Selon plusieurs témoignages, il a eu la responsabilité d’accueillir en août 1954, à l’initiative d’un autre camarade militant du CRUA, le martyr Si El Hadj Ould Mohamed, néanmoins correspondant de Mohamed Boudiaf à La Casbah, une réunion de haute importance, dans son hôtel appelé Hôtel du Palais, pas loin de la Basse Casbah, un des rounds préparatoires à la réunion des 6 chefs historiques pour le déclenchement du 1er Novembre 1954, où il y avait, d’une part, Krim Belkacem et Ouamrane, avec sept «chefs de daïra» de maquis, à savoir Zamoum Mohamed, le futur colonel Si Salah, Babouche Saïd, Hammouche Hocine, dit Moh Touil, Zamoum Ali, Mellah Ali, Yazourene Mohand Ameziane et un certain Guemraoui de Bouira, et d’autres part, Boudiaf, en compagnie de Ben Boulaïd, Ben M’hidi et Bitat,

Les négociations ont eu lieu au 1er étage dudit hôtel. A l’issue de cette réunion auréolée d’entente, les deux groupes s’entendent pour une nouvelle réunion pour le mois d’octobre 1954 pour préparer la réunion communément appelée la réunion des 6 chefs historiques,
L’ensemble de ses activités, lui ont valu (à l’instar de beaucoup d’autres militants), d’être détenu une troisième fois à la villa Susini, au lendemain du déclenchement de la guerre de Libération nationale dans le cadre du démantèlement par les forces de l’occupation, des réseaux du 1er Novembre 1954.

Forcé à l’exil après sa remise en liberté

Il s’installe à Rabat, Abdelkader Bessaïh a continué la lutte au sein des réseaux du FLN au Maroc ; l’histoire aura voulu que Abdelkader Bessaïh soit enterré le 22 octobre 2016 une date d’anniversaire du 22 octobre 56 et la veille d’un 1er novembre.
Deux dates hautement symboliques dans sa mémoire. Durant la guerre de Libération, il était l’un des coordinateurs politiques du FLN à Rabat et témoin de l’épisode du détournement de l’avion des cinq chefs historiques, le 22 octobre 1956, à destination de Tunis, l’avion civil qui transportait ce jour-là Ahmed Ben Bella, Mohamed Khider, Mostefa Lacheraf, Mohamed Boudiaf et Hocine Aït Ahmed a été contraint par l’armée coloniale d’atterrir à Alger.

Les cinq chefs historiques qui s’étaient rendus à Rabat pour rencontrer le roi du Maroc Mohammed V et son fils Hassan II ont été immédiatement arrêtés et emprisonnés. Il n’est revenu à Alger qu’à l’indépendance de l’Algérie. Ses proches le décrivent comme quelqu’un d’humble et de discret.

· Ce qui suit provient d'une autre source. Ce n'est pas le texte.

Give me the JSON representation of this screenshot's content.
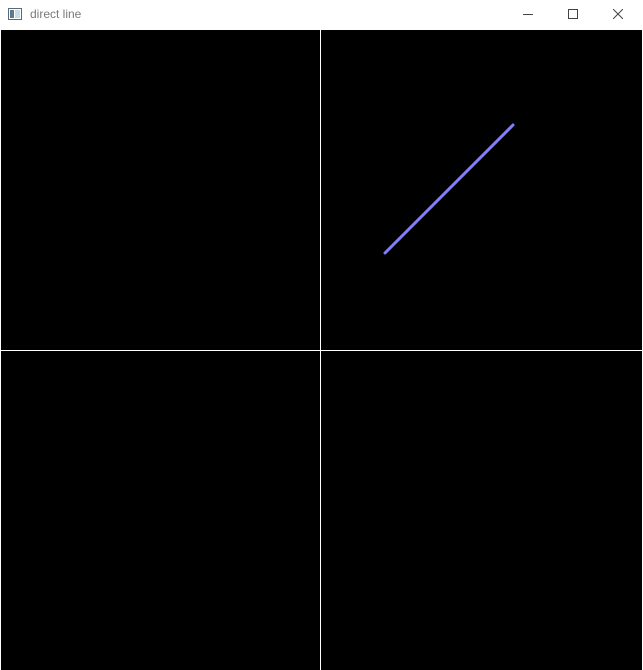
{
  "window": {
    "title": "direct line",
    "controls": {
      "minimize_icon": "minimize-icon",
      "maximize_icon": "maximize-icon",
      "close_icon": "close-icon"
    }
  },
  "canvas": {
    "background": "#000000",
    "divider_color": "#ffffff",
    "line_color": "#8080ff"
  }
}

Après son retour à la capitale, il choisit de se retirer définitivement de la vie militante et politique et s’est consacré à ses activités industrielles. El Bayadh gardera longtemps son nom et son image de patriote en mémoire, et comme par hasard, c’est lui qui a initié la première école «badissienne» du Sud-Ouest, et le destin aura voulu que l’Organisation des moudjahidine de la Wilaya rende hommage à ce fils de la région en bâtissant une école primaire le 1er novembre 2016 en son nom, lui qui avait été interdit de séjour dans sa ville natale à cause du financement de cette école au nom du savoir pour tous dans une Algérie colonisée et inégalitaire.

Malgré son éloignement et ses déplacements de plus en plus rares dus au poids de l’âge, son amour et son attachement à tous les Algériens libres et indépendants et ainsi qu’à la population de sa région natale, dont il a été privé jeune pour laquelle il exprimait un attachement viscéral, et dans l’esprit des valeurs exprimées dans la proclamation du 1er novembre 1954, il avait tenu à léguer de son vivant, à titre gracieux, ses biens immobiliers fraîchement construits d’El Bayadh aux autorités locales afin de servir de toit aux personnes âgées et sans abris appelé aujourd’hui Diar El Rahma, Hommage rendu à ce militant de l’ombre et par la même occasion à tous les martyrs et militants de cette Algérie libre et indépendante.

Gloire à nos martyrs et gloire à tous les patriotes.